11. Seamanship Skills
Seamanship bundles the everyday skills of life at sea: knotwork, splicing, steering, lookout, line handling, maintenance, safe operations, and respect for procedure and weather.
Why It's Important
Sound seamanship keeps crews safe, ships efficient, and careers moving forward. It’s the backbone of trust on deck.
How to Improve Seamanship Skills
Learn continuously: Take courses in safety, navigation, and ship operations that align with recognized standards.
Get hands-on: Ask for reps at the wheel, on the lines, during drills, and during maintenance tasks.
Master nav tools: Practice with compass, bearings, log entries, and electronic aids under guidance.
Complete mandatory training: Finish STCW basic safety modules and refreshers as required.

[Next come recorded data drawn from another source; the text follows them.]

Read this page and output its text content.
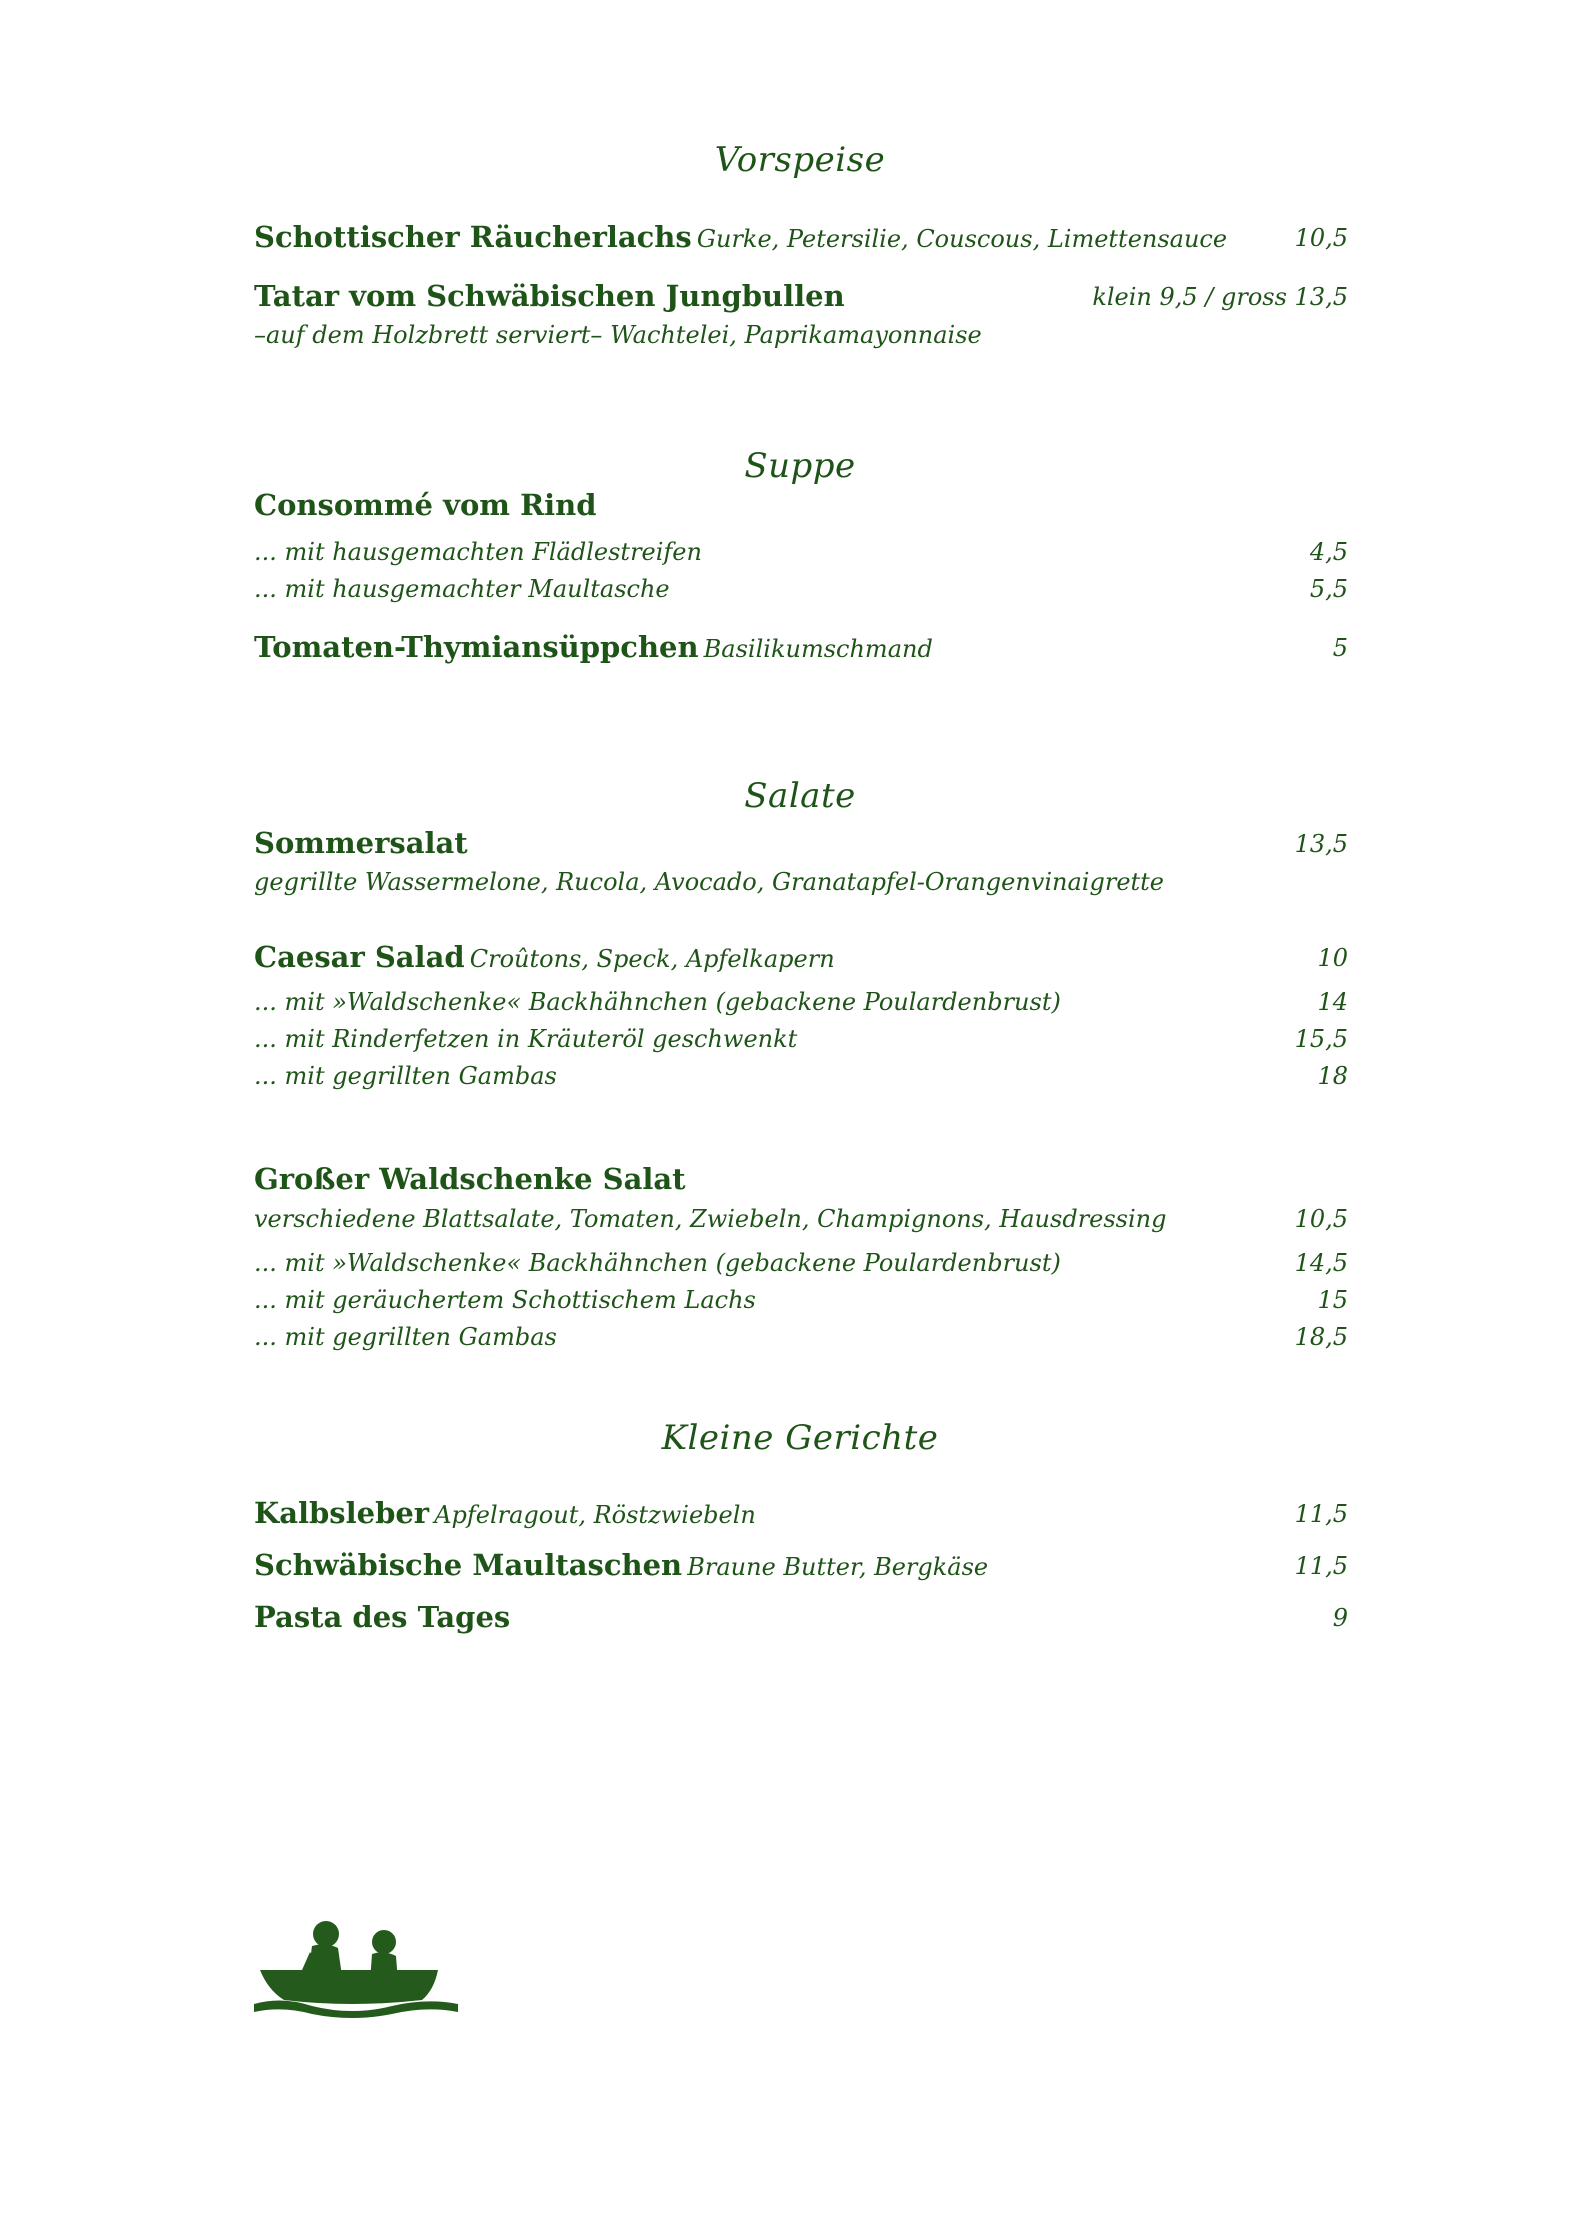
Vorspeise
Schottischer Räucherlachs Gurke, Petersilie, Couscous, Limettensauce	10,5
Tatar vom Schwäbischen Jungbullen	klein 9,5 / gross 13,5
–auf dem Holzbrett serviert– Wachtelei, Paprikamayonnaise
Suppe
Consommé vom Rind
... mit hausgemachten Flädlestreifen	4,5
... mit hausgemachter Maultasche	5,5
Tomaten-Thymiansüppchen Basilikumschmand	5
Salate
Sommersalat	13,5
gegrillte Wassermelone, Rucola, Avocado, Granatapfel-Orangenvinaigrette
Caesar Salad Croûtons, Speck, Apfelkapern	10
... mit »Waldschenke« Backhähnchen (gebackene Poulardenbrust)	14
... mit Rinderfetzen in Kräuteröl geschwenkt	15,5
... mit gegrillten Gambas	18
Großer Waldschenke Salat
verschiedene Blattsalate, Tomaten, Zwiebeln, Champignons, Hausdressing	10,5
... mit »Waldschenke« Backhähnchen (gebackene Poulardenbrust)	14,5
... mit geräuchertem Schottischem Lachs	15
... mit gegrillten Gambas	18,5
Kleine Gerichte
Kalbsleber Apfelragout, Röstzwiebeln	11,5
Schwäbische Maultaschen Braune Butter, Bergkäse	11,5
Pasta des Tages	9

Find mentors: Shadow experienced crew. Short tips from them save long headaches later.
Read and observe: Study manuals, procedures, and the ship itself. Small details matter.
Stay fit: Strength, stamina, and balance reduce injuries and improve performance.
Know regulations: Understand the why behind policies—compliance supports safety and efficiency.
How to Display Seamanship Skills on Your Resume

12. Radar Operation
Radar operation uses radio waves to spot and track targets and weather, measure range and bearing, and support collision avoidance alongside visual lookouts and other nav aids.
Why It's Important
In fog, rain, and darkness, radar extends your senses and gives the bridge team time to maneuver early.
How to Improve Radar Operation Skills
Start with fundamentals: Power-up sequence, range scales, gain/sea/rain clutter, EBL/VRM, and target interpretation.
Practice in clear weather: Compare the picture to shoreline and traffic you can see. Build confidence.
Use advanced features: Learn guard zones, MARPA/ARPA, trails, and target vectors. Confirm with AIS and visuals.
Read the weather: Distinguish precipitation from land echoes and adjust settings as conditions shift.
Prioritize avoidance: Apply safe CPA/TCPA margins, steady monitoring, and early, obvious maneuvers per the rules.
Take formal instruction: Complete radar training aligned with your vessel’s equipment and procedures.